When Valeka Riegel gave birth to her son, Zakary, she was devastated to see a growth on her newborn baby’s face.
“The growth covered (his face) from his nose to his mouth and when you looked at him as a baby, all you saw was a little mouth,” Riegel, a surgical nurse from Toledo, Ohio, said in an interview.
Zakary had an encephalocele, a rare congenital defect in his skull that produced a balloon-like sac full of fluid and even brain tissue, which developed in his forehead.
To survive, Zakary needed surgery to treat the problems causing the massive growth. However, he had to wait until he was over 15 pounds (approx. 7 kg) to be able to undergo the surgery. So, he stayed in the NICU for 128 days, and his mom stayed by his bedside for most of the time.

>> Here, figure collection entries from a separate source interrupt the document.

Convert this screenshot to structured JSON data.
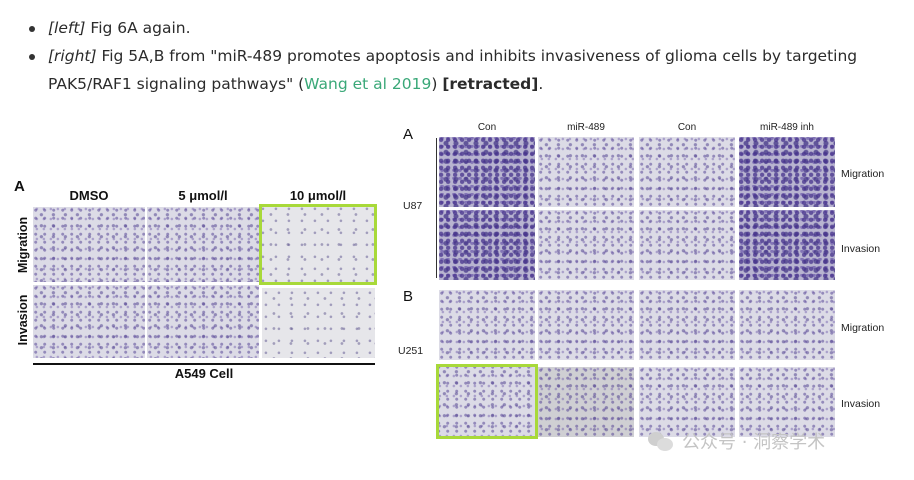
{
  "bullets": [
    {
      "italic": "[left]",
      "text": " Fig 6A again."
    },
    {
      "italic": "[right]",
      "text_before": " Fig 5A,B from \"miR-489 promotes apoptosis and inhibits invasiveness of glioma cells by targeting PAK5/RAF1 signaling pathways\" (",
      "link": "Wang et al 2019",
      "text_mid": ") ",
      "bold": "[retracted]",
      "text_after": "."
    }
  ],
  "left_figure": {
    "panel_label": "A",
    "columns": [
      "DMSO",
      "5 μmol/l",
      "10 μmol/l"
    ],
    "rows": [
      "Migration",
      "Invasion"
    ],
    "caption": "A549 Cell"
  },
  "right_figure": {
    "panel_a_label": "A",
    "panel_b_label": "B",
    "columns": [
      "Con",
      "miR-489",
      "Con",
      "miR-489 inh"
    ],
    "panel_a_group": "U87",
    "panel_b_group": "U251",
    "row_labels": [
      "Migration",
      "Invasion",
      "Migration",
      "Invasion"
    ]
  },
  "watermark": {
    "text": "公众号 · 洞察学术",
    "icon": "wechat-icon"
  },
  "colors": {
    "highlight": "#a8d93a",
    "link": "#3aa878"
  }
}
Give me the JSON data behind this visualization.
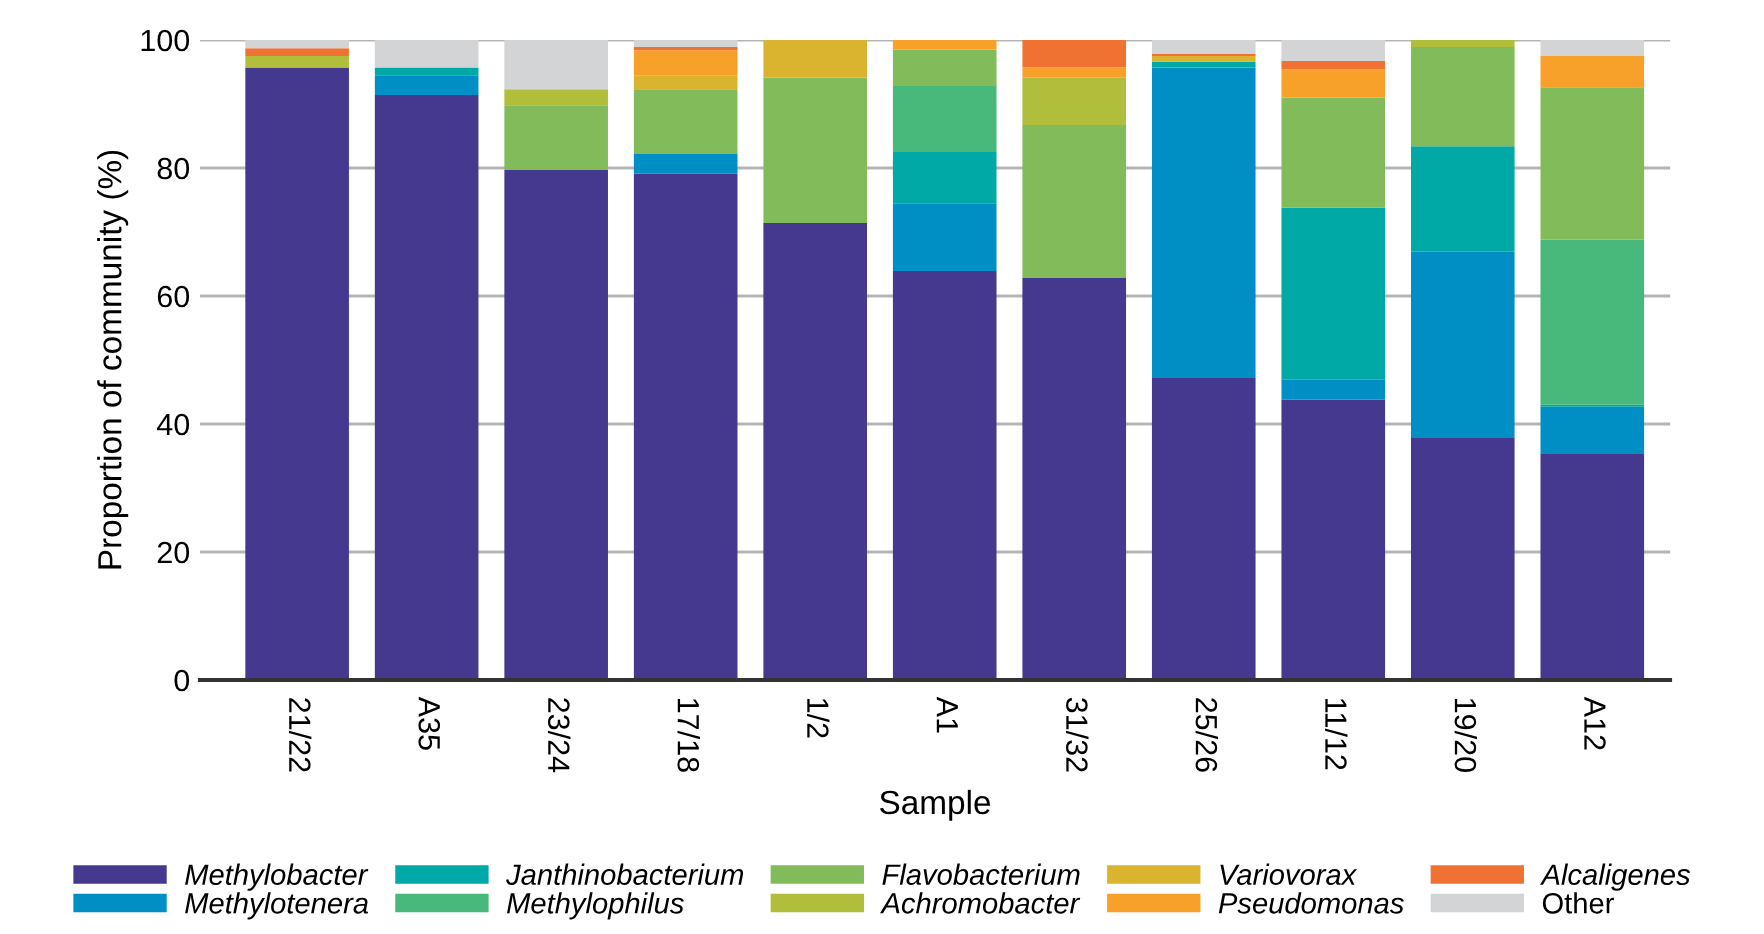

“For five months, I cried, became angered, fearful…” Riegel, now a mother of three, wrote in an open letter to her baby son.
Pediatric neurosurgeon Dr. Charles Stevenson led the team to do the surgery. They not only had to successfully operate on little Zakary to ensure his survival, but also had to make sure he would have a chance to develop normally in the future.
“There were several steps involved, including exposing the forehead, exposing the defect, amputating all that tissue, and then reconstructing a normal brain, and then reconstructing all of the normal layers or barriers which had formed a [sic] the time of development,” Stevenson told ABC News.
Then, plastic surgeon Dr. Brian Pan helped work on the complex reconstruction of little Zakary’s face.
“I knew how complicated this was emotionally, physically and medically,” Riegel said.
After nine hours of hard work, Dr. Stevenson walked out of the operating room. “He said to me, ‘He doesn’t look like Zakary, but he still has the same beautiful smile,’” Riegel recalled. “‘Just look at his smile and you will see Zakary, I promise you.’”
“The first thing he did after extubation was smile, and 23 hours later he was out of the pediatric ICU,” Riegel added.
Zakary has just celebrated his first birthday last December. He started to crawl and interact well with other children.
“He seems to be attaining milestones in a time frame we would expect,” Stevenson said.